You create an instance of GlueDataset(data_args, tokenizer). Then you pass it to Trainer(...) class. In trainer, you also pass in default_data_collator. The reason is that GlueDataset return InputExample which is HF specific and cannot be used by Pytorch dataloader directly. So the default_data_collator takes in List[InputExamples] and returns a dict. This dict is then used by the dataloader.

So in trainer, if you pass default_data_collator with TensorDataset, it won’t work directly (That’s why you’re getting the error). This error is raised when dataloader will pass the batch to default_data_collator. I’d suggest using the default Pytorch collate_fn with your TensorDataset, it would work just fine.

One more additional thing:

Make sure the dataloader returns the dict with same key values forward method expects.
Inside _training_step, you’ll pass inputs to the function, and then after the inputs are passed kept on gpu, the function does:
output = model(**inputs)
In this case, the keyword arguments have to match. In case, they don’t, you can inherit from Trainer and redefine your own method.
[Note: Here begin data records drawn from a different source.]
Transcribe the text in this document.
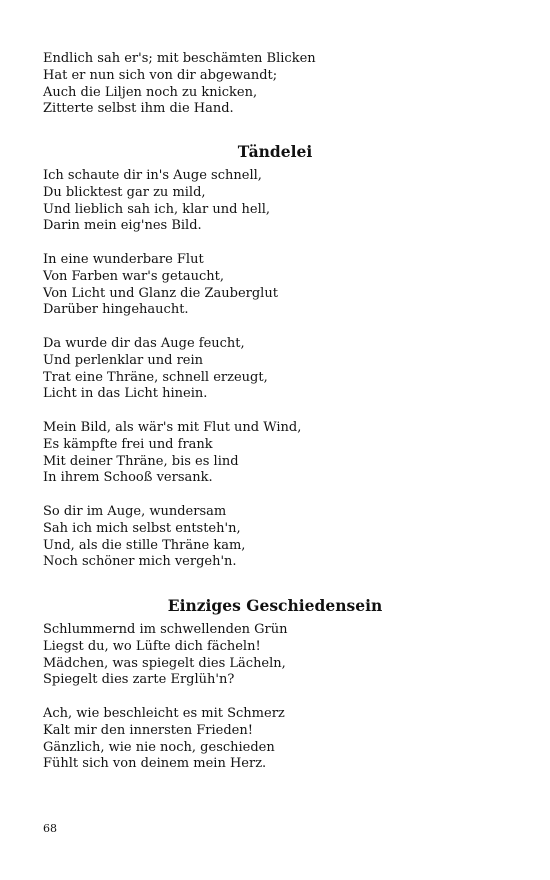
Endlich sah er's; mit beschämten Blicken
Hat er nun sich von dir abgewandt;
Auch die Liljen noch zu knicken,
Zitterte selbst ihm die Hand.
Tändelei
Ich schaute dir in's Auge schnell,
Du blicktest gar zu mild,
Und lieblich sah ich, klar und hell,
Darin mein eig'nes Bild.
In eine wunderbare Flut
Von Farben war's getaucht,
Von Licht und Glanz die Zauberglut
Darüber hingehaucht.
Da wurde dir das Auge feucht,
Und perlenklar und rein
Trat eine Thräne, schnell erzeugt,
Licht in das Licht hinein.
Mein Bild, als wär's mit Flut und Wind,
Es kämpfte frei und frank
Mit deiner Thräne, bis es lind
In ihrem Schooß versank.
So dir im Auge, wundersam
Sah ich mich selbst entsteh'n,
Und, als die stille Thräne kam,
Noch schöner mich vergeh'n.
Einziges Geschiedensein
Schlummernd im schwellenden Grün
Liegst du, wo Lüfte dich fächeln!
Mädchen, was spiegelt dies Lächeln,
Spiegelt dies zarte Erglüh'n?
Ach, wie beschleicht es mit Schmerz
Kalt mir den innersten Frieden!
Gänzlich, wie nie noch, geschieden
Fühlt sich von deinem mein Herz.
68
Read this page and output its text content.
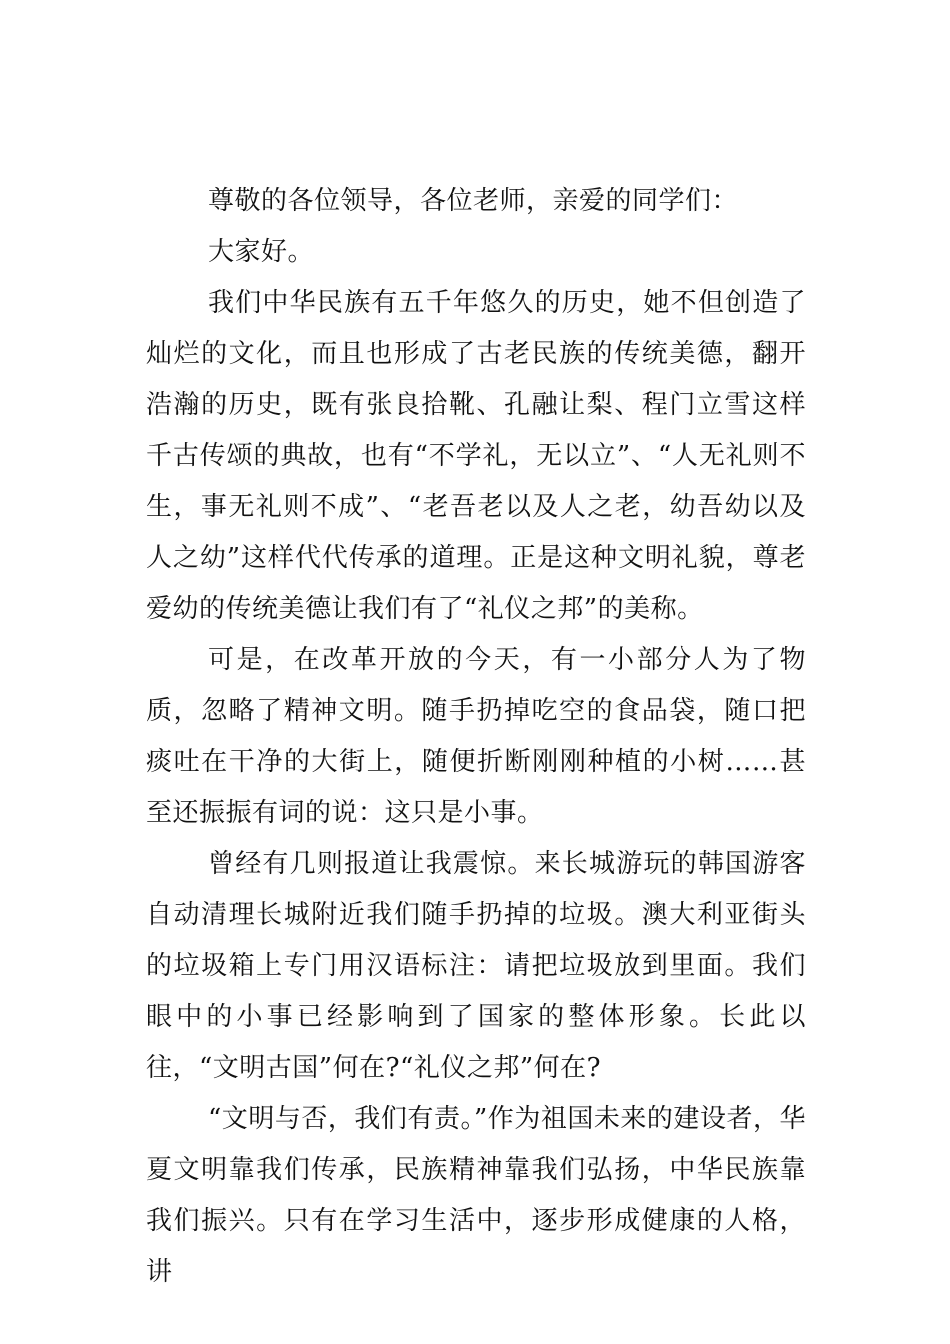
尊敬的各位领导，各位老师，亲爱的同学们：

大家好。

我们中华民族有五千年悠久的历史，她不但创造了灿烂的文化，而且也形成了古老民族的传统美德，翻开浩瀚的历史，既有张良拾靴、孔融让梨、程门立雪这样千古传颂的典故，也有“不学礼，无以立”、“人无礼则不生，事无礼则不成”、“老吾老以及人之老，幼吾幼以及人之幼”这样代代传承的道理。正是这种文明礼貌，尊老爱幼的传统美德让我们有了“礼仪之邦”的美称。

可是，在改革开放的今天，有一小部分人为了物质，忽略了精神文明。随手扔掉吃空的食品袋，随口把痰吐在干净的大街上，随便折断刚刚种植的小树……甚至还振振有词的说：这只是小事。

曾经有几则报道让我震惊。来长城游玩的韩国游客自动清理长城附近我们随手扔掉的垃圾。澳大利亚街头的垃圾箱上专门用汉语标注：请把垃圾放到里面。我们眼中的小事已经影响到了国家的整体形象。长此以往，“文明古国”何在?“礼仪之邦”何在?

“文明与否，我们有责。”作为祖国未来的建设者，华夏文明靠我们传承，民族精神靠我们弘扬，中华民族靠我们振兴。只有在学习生活中，逐步形成健康的人格，讲
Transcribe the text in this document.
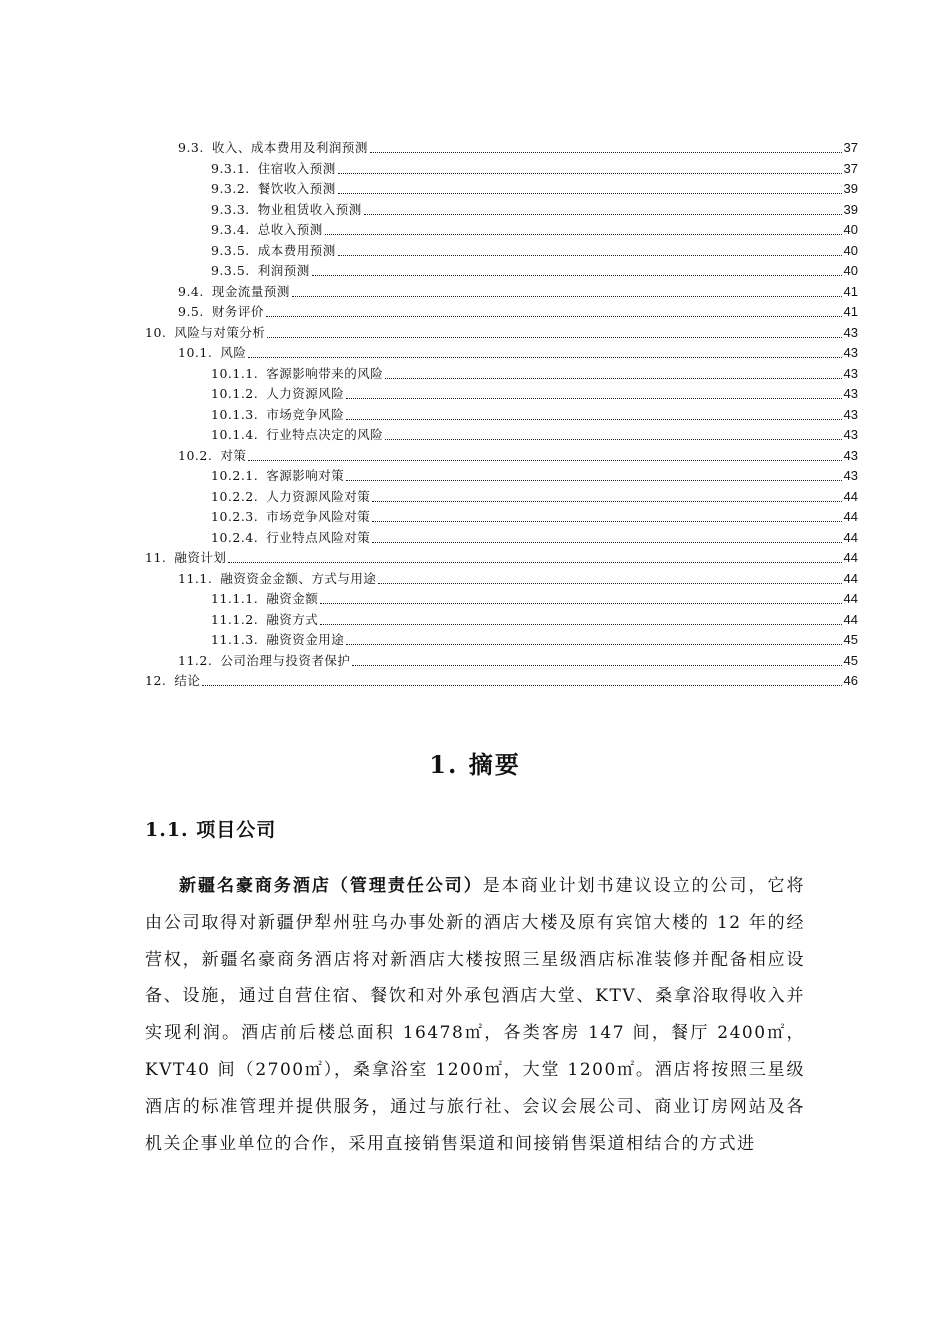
9.3. 收入、成本费用及利润预测	37
9.3.1. 住宿收入预测	37
9.3.2. 餐饮收入预测	39
9.3.3. 物业租赁收入预测	39
9.3.4. 总收入预测	40
9.3.5. 成本费用预测	40
9.3.5. 利润预测	40
9.4. 现金流量预测	41
9.5. 财务评价	41
10. 风险与对策分析	43
10.1. 风险	43
10.1.1. 客源影响带来的风险	43
10.1.2. 人力资源风险	43
10.1.3. 市场竞争风险	43
10.1.4. 行业特点决定的风险	43
10.2. 对策	43
10.2.1. 客源影响对策	43
10.2.2. 人力资源风险对策	44
10.2.3. 市场竞争风险对策	44
10.2.4. 行业特点风险对策	44
11. 融资计划	44
11.1. 融资资金金额、方式与用途	44
11.1.1. 融资金额	44
11.1.2. 融资方式	44
11.1.3. 融资资金用途	45
11.2. 公司治理与投资者保护	45
12. 结论	46
1. 摘要
1.1. 项目公司

新疆名豪商务酒店（管理责任公司）是本商业计划书建议设立的公司，它将由公司取得对新疆伊犁州驻乌办事处新的酒店大楼及原有宾馆大楼的 12 年的经营权，新疆名豪商务酒店将对新酒店大楼按照三星级酒店标准装修并配备相应设备、设施，通过自营住宿、餐饮和对外承包酒店大堂、KTV、桑拿浴取得收入并实现利润。酒店前后楼总面积 16478㎡，各类客房 147 间，餐厅 2400㎡，KVT40 间（2700㎡），桑拿浴室 1200㎡，大堂 1200㎡。酒店将按照三星级酒店的标准管理并提供服务，通过与旅行社、会议会展公司、商业订房网站及各机关企事业单位的合作，采用直接销售渠道和间接销售渠道相结合的方式进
I hope this answers your question.

7 Likes

Thank you very much for your help!

I tried different approaches; currently I am testing a solution that involves writing my own data_collator to pass to the Trainer instance:

def dummy_data_collector(features):
    batch = {}
    batch['input_ids'] = torch.stack([f[0] for f in features])
    batch['attention_mask'] = torch.stack([f[1] for f in features])
    batch['labels'] = torch.stack([f[2] for f in features])
    
    return batch

This seems to be working, but I will need to do some more testing :slight_smile:

I’m glad it worked out.

I am not sure I understand how the Trainer class identifies the target from the features. In the given example in the documentation, Trainer is passed “train_dataset” with no X and Y specified. Is this already assigned somewhere on the dataset object?

from transformers import BartForSequenceClassification, Trainer, TrainingArguments
model = BartForSequenceClassification.from_pretrained(“facebook/bart-large-cnn”)

training_args = TrainingArguments(
output_dir=’./results’, # output directory
num_train_epochs=3, # total # of training epochs
per_device_train_batch_size=2, # batch size per device during training
per_device_eval_batch_size=2, # batch size for evaluation
warmup_steps=100, # number of warmup steps for learning rate scheduler
weight_decay=0.01, # strength of weight decay
logging_dir=’./logs’, # directory for storing logs)

trainer = Trainer(
model=model, # the instantiated :hugs: Transformers model to be trained
args=training_args, # training arguments, defined above
train_dataset=train_df, # training dataset**
** eval_dataset=eval_df)**

All :hugs: Transformers models will return the loss when fed with the inputs and labels (usually named labels). The Trainer thus expects each element of the dataset you pass to be a dictionary with all the inputs the model expects to return the loss (including those labels).